To determine the cause of increased crypt length in the Arhgef11villi mice, we began by examining the proliferative status of the mutant tissue. Staining for a marker of actively cycling cells (Ki67) revealed a substantial increase in both the relative proportion and the absolute number of Ki67+ cells per crypt in the Arhgef11Villi mice (Fig 2G–2I). As Ki67 labels all proliferative cells, we next wanted to determine whether this reflected an increased pool of stem cells. We found that the number of stem cells per crypt, marked by Olfm4 expression, is similar in control and mutant small intestine (S6A–S6C Fig) [26]. There was also no change in the domain of Olfm4 expression measured from the base of the crypt (S6D Fig). In agreement with this data, there was no change in the stem cell pool marked by high Sox9 expression (S6E Fig) [27,28]. This suggests that stem cell numbers have not increased, or that a fraction have lost expression of stem cell markers. Regardless, these data indicate that the crypt hyperplasia, in response to increased actomyosin contractility in villar cells, is likely driven by transit amplifying cell hyperproliferation and not an expansion of stem cells. To determine whether the increased proliferation altered the cell fates of progeny, we stained for Mucin2, a marker of goblet cells. We found similar percentages of goblet cells in the villi of control and mutant mice, suggesting that while proliferation is increased, proper cell fate determination occurs (S7 Fig).
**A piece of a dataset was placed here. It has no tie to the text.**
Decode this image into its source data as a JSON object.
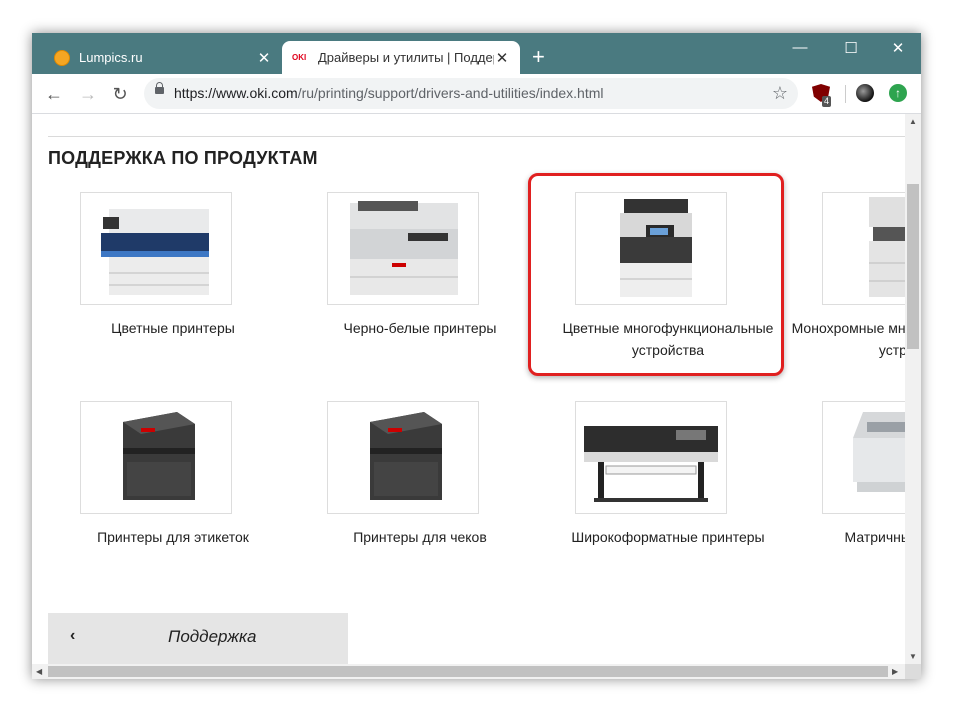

Previous lineage-tracing experiments demonstrated that crypt cells proliferate, differentiate, and move upward along the villi until their progeny reach the villi tips and are lost[7,29]. This whole process happens within 3–5 days [7,9]. To test if cellular flux was affected in the small intestine of Arhgef11Villi mice, we performed EdU pulse-chase experiments where proliferative cells were labeled with a single injection of EdU one day after transgene induction (Fig 3B and 3D). After either a one- or two-day chase, we noted that the extent of migration up the villi axis was greater in the Arhgef11villi mice than in control (Fig 3C). At two days, the EdU-progeny extended to the tops of villi in the Arhgef11Villi mice, but only midway in the controls (Fig 3E and 3F). Thus, the increased proliferation in the crypt drives both crypt elongation as well as increased flux through (though not increased length of) the villi.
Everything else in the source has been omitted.